Man kann das Thema noch erweitern. In einem Massentierbestand ist aufgrund der Haltungsbedingungen JEDES Tier bereits infiziert, wenn das erste tot umfällt. In Bezug auf Vogelgrippe bedeutet das, das ohne weiteres Eingreifen von 100.000 Hühnern mindestens 99.000 ebenfalls tot umfallen werden. Es gibt aber auch andere Krankheiten mit geringer Mortalitätsrate, dafür aber Produktionseinbußen. Im günstigsten Fall könnten die Produkte – Fleisch, Eier – zwar verwertet werden, aber hier treten wirtschaftliche Gesichtspunkte in den Vordergrund. Die Betriebe operieren heute oft nahe am Rande der Wirtschaftlichkeit und krankheitsbedingte Einbußen von 5 – 10% in der Produktivität können rein rechnerisch dazu führen, dass Keulen des Gesamtbestands und Beginn von vorne wirtschaftlich günstiger sind. Rechtlich ist das kein Problem, da Tiere unter Sachrecht fallen.

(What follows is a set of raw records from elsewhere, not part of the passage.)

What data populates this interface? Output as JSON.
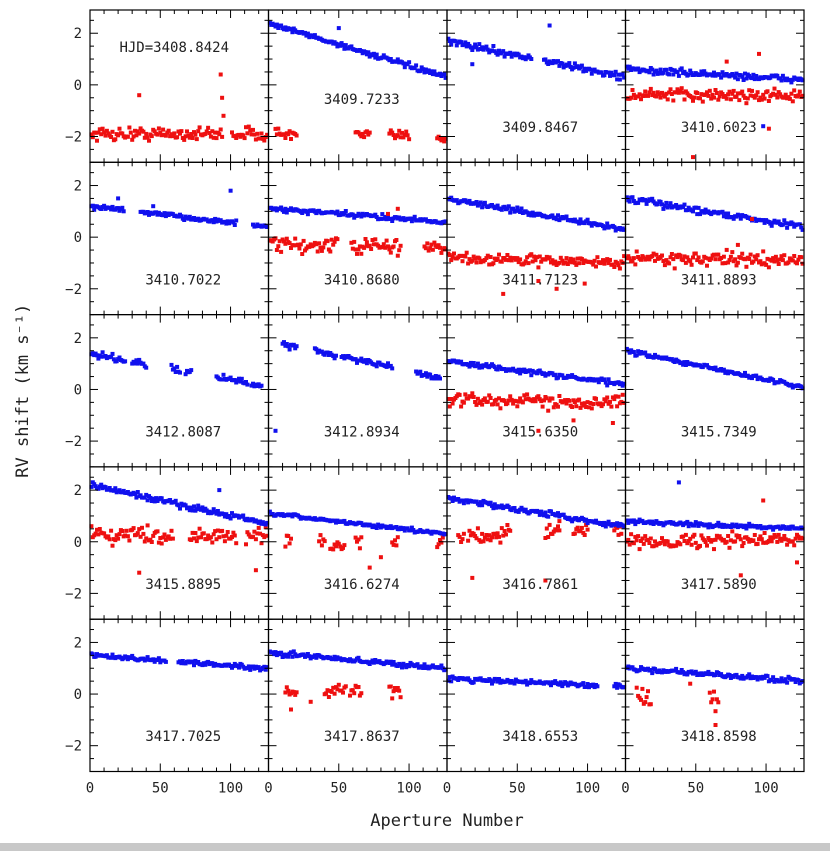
{
  "chart_data": {
    "type": "scatter",
    "title": "",
    "xlabel": "Aperture Number",
    "ylabel": "RV shift (km s⁻¹)",
    "xlim": [
      0,
      127
    ],
    "ylim": [
      -3.0,
      2.9
    ],
    "xticks": [
      0,
      50,
      100
    ],
    "yticks": [
      -2,
      0,
      2
    ],
    "xtick_labels": [
      "0",
      "50",
      "100"
    ],
    "ytick_labels": [
      "−2",
      "0",
      "2"
    ],
    "grid": false,
    "layout": "5 rows x 4 columns, shared axes",
    "colors": {
      "blue": "#1010ee",
      "red": "#ee1010",
      "frame": "#000000"
    },
    "series_names": [
      "blue",
      "red"
    ],
    "first_panel_prefix": "HJD=",
    "panels": [
      {
        "label": "3408.8424",
        "blue": null,
        "red": {
          "start": -1.9,
          "end": -1.9,
          "scatter": 0.3,
          "gaps": [
            [
              95,
              100
            ]
          ]
        }
      },
      {
        "label": "3409.7233",
        "blue": {
          "start": 2.4,
          "end": 0.3,
          "scatter": 0.12
        },
        "red": {
          "start": -1.9,
          "end": -2.0,
          "scatter": 0.25,
          "ranges": [
            [
              5,
              20
            ],
            [
              62,
              72
            ],
            [
              86,
              100
            ],
            [
              120,
              127
            ]
          ]
        }
      },
      {
        "label": "3409.8467",
        "blue": {
          "start": 1.7,
          "end": 0.3,
          "scatter": 0.15,
          "gaps": [
            [
              60,
              68
            ]
          ]
        },
        "red": null
      },
      {
        "label": "3410.6023",
        "blue": {
          "start": 0.6,
          "end": 0.2,
          "scatter": 0.15
        },
        "red": {
          "start": -0.4,
          "end": -0.4,
          "scatter": 0.3
        }
      },
      {
        "label": "3410.7022",
        "blue": {
          "start": 1.2,
          "end": 0.4,
          "scatter": 0.1,
          "gaps": [
            [
              25,
              35
            ],
            [
              105,
              115
            ]
          ]
        },
        "red": null
      },
      {
        "label": "3410.8680",
        "blue": {
          "start": 1.1,
          "end": 0.6,
          "scatter": 0.12
        },
        "red": {
          "start": -0.3,
          "end": -0.4,
          "scatter": 0.35,
          "gaps": [
            [
              50,
              58
            ],
            [
              95,
              110
            ]
          ]
        }
      },
      {
        "label": "3411.7123",
        "blue": {
          "start": 1.5,
          "end": 0.3,
          "scatter": 0.12
        },
        "red": {
          "start": -0.8,
          "end": -1.0,
          "scatter": 0.25
        }
      },
      {
        "label": "3411.8893",
        "blue": {
          "start": 1.5,
          "end": 0.4,
          "scatter": 0.15
        },
        "red": {
          "start": -0.8,
          "end": -0.9,
          "scatter": 0.3
        }
      },
      {
        "label": "3412.8087",
        "blue": {
          "start": 1.4,
          "end": 0.1,
          "scatter": 0.15,
          "ranges": [
            [
              0,
              25
            ],
            [
              30,
              40
            ],
            [
              58,
              64
            ],
            [
              68,
              72
            ],
            [
              90,
              112
            ],
            [
              115,
              122
            ]
          ]
        },
        "red": null
      },
      {
        "label": "3412.8934",
        "blue": {
          "start": 1.9,
          "end": 0.4,
          "scatter": 0.15,
          "ranges": [
            [
              10,
              20
            ],
            [
              33,
              48
            ],
            [
              52,
              88
            ],
            [
              105,
              122
            ]
          ]
        },
        "red": null
      },
      {
        "label": "3415.6350",
        "blue": {
          "start": 1.1,
          "end": 0.2,
          "scatter": 0.12
        },
        "red": {
          "start": -0.4,
          "end": -0.5,
          "scatter": 0.3
        }
      },
      {
        "label": "3415.7349",
        "blue": {
          "start": 1.5,
          "end": 0.1,
          "scatter": 0.1
        },
        "red": null
      },
      {
        "label": "3415.8895",
        "blue": {
          "start": 2.2,
          "end": 0.7,
          "scatter": 0.15
        },
        "red": {
          "start": 0.3,
          "end": 0.2,
          "scatter": 0.35,
          "gaps": [
            [
              60,
              70
            ],
            [
              105,
              110
            ]
          ]
        }
      },
      {
        "label": "3416.6274",
        "blue": {
          "start": 1.1,
          "end": 0.3,
          "scatter": 0.08
        },
        "red": {
          "start": 0.0,
          "end": -0.2,
          "scatter": 0.35,
          "ranges": [
            [
              12,
              16
            ],
            [
              36,
              40
            ],
            [
              44,
              54
            ],
            [
              62,
              66
            ],
            [
              88,
              92
            ],
            [
              120,
              124
            ]
          ]
        }
      },
      {
        "label": "3416.7861",
        "blue": {
          "start": 1.7,
          "end": 0.6,
          "scatter": 0.12
        },
        "red": {
          "start": 0.2,
          "end": 0.5,
          "scatter": 0.35,
          "ranges": [
            [
              8,
              12
            ],
            [
              15,
              45
            ],
            [
              70,
              80
            ],
            [
              90,
              100
            ],
            [
              118,
              124
            ]
          ]
        }
      },
      {
        "label": "3417.5890",
        "blue": {
          "start": 0.8,
          "end": 0.5,
          "scatter": 0.1
        },
        "red": {
          "start": 0.0,
          "end": 0.1,
          "scatter": 0.3
        }
      },
      {
        "label": "3417.7025",
        "blue": {
          "start": 1.5,
          "end": 1.0,
          "scatter": 0.1,
          "gaps": [
            [
              55,
              62
            ]
          ]
        },
        "red": null
      },
      {
        "label": "3417.8637",
        "blue": {
          "start": 1.6,
          "end": 1.0,
          "scatter": 0.12
        },
        "red": {
          "start": 0.1,
          "end": 0.1,
          "scatter": 0.25,
          "ranges": [
            [
              12,
              20
            ],
            [
              40,
              55
            ],
            [
              58,
              66
            ],
            [
              86,
              94
            ]
          ]
        }
      },
      {
        "label": "3418.6553",
        "blue": {
          "start": 0.6,
          "end": 0.3,
          "scatter": 0.12,
          "gaps": [
            [
              108,
              118
            ]
          ]
        },
        "red": null
      },
      {
        "label": "3418.8598",
        "blue": {
          "start": 1.0,
          "end": 0.5,
          "scatter": 0.12
        },
        "red": {
          "start": -0.1,
          "end": -0.3,
          "scatter": 0.4,
          "ranges": [
            [
              8,
              18
            ],
            [
              60,
              66
            ]
          ]
        }
      }
    ],
    "outliers": [
      {
        "panel": 0,
        "series": "red",
        "points": [
          [
            35,
            -0.4
          ],
          [
            93,
            0.4
          ],
          [
            94,
            -0.5
          ],
          [
            95,
            -1.2
          ]
        ]
      },
      {
        "panel": 1,
        "series": "blue",
        "points": [
          [
            50,
            2.2
          ]
        ]
      },
      {
        "panel": 2,
        "series": "blue",
        "points": [
          [
            18,
            0.8
          ],
          [
            73,
            2.3
          ],
          [
            60,
            1.0
          ]
        ]
      },
      {
        "panel": 3,
        "series": "red",
        "points": [
          [
            48,
            -2.8
          ],
          [
            95,
            1.2
          ],
          [
            102,
            -1.7
          ],
          [
            72,
            0.9
          ]
        ]
      },
      {
        "panel": 3,
        "series": "blue",
        "points": [
          [
            98,
            -1.6
          ]
        ]
      },
      {
        "panel": 4,
        "series": "blue",
        "points": [
          [
            100,
            1.8
          ],
          [
            20,
            1.5
          ],
          [
            45,
            1.2
          ]
        ]
      },
      {
        "panel": 5,
        "series": "red",
        "points": [
          [
            85,
            0.9
          ],
          [
            70,
            -0.2
          ],
          [
            92,
            1.1
          ]
        ]
      },
      {
        "panel": 6,
        "series": "red",
        "points": [
          [
            40,
            -2.2
          ],
          [
            65,
            -1.7
          ],
          [
            78,
            -2.0
          ],
          [
            98,
            -1.8
          ]
        ]
      },
      {
        "panel": 7,
        "series": "red",
        "points": [
          [
            108,
            -0.9
          ],
          [
            90,
            0.7
          ],
          [
            80,
            -0.3
          ]
        ]
      },
      {
        "panel": 9,
        "series": "blue",
        "points": [
          [
            5,
            -1.6
          ]
        ]
      },
      {
        "panel": 10,
        "series": "red",
        "points": [
          [
            65,
            -1.6
          ],
          [
            118,
            -1.3
          ],
          [
            90,
            -1.2
          ]
        ]
      },
      {
        "panel": 12,
        "series": "blue",
        "points": [
          [
            92,
            2.0
          ]
        ]
      },
      {
        "panel": 12,
        "series": "red",
        "points": [
          [
            35,
            -1.2
          ],
          [
            118,
            -1.1
          ]
        ]
      },
      {
        "panel": 13,
        "series": "red",
        "points": [
          [
            72,
            -1.0
          ],
          [
            80,
            -0.6
          ]
        ]
      },
      {
        "panel": 14,
        "series": "red",
        "points": [
          [
            18,
            -1.4
          ],
          [
            70,
            -1.5
          ],
          [
            80,
            0.8
          ]
        ]
      },
      {
        "panel": 15,
        "series": "blue",
        "points": [
          [
            38,
            2.3
          ]
        ]
      },
      {
        "panel": 15,
        "series": "red",
        "points": [
          [
            82,
            -1.3
          ],
          [
            98,
            1.6
          ],
          [
            122,
            -0.8
          ]
        ]
      },
      {
        "panel": 17,
        "series": "red",
        "points": [
          [
            16,
            -0.6
          ],
          [
            30,
            -0.3
          ]
        ]
      },
      {
        "panel": 19,
        "series": "red",
        "points": [
          [
            64,
            -1.2
          ],
          [
            46,
            0.4
          ]
        ]
      }
    ]
  }
}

Man kann letzteres zwar kritisieren und beispielsweise fordern, dass nicht gekeult wird und der Staat die Verluste ausgleicht. Allerdings kommen solche Vorfälle eigentlich nicht an die Öffentlichkeit. Da werden nur die toten Kraniche und „vorsorgliches Keulen“ verbreitet, weil eine solche Propaganda die Auflagen steigert.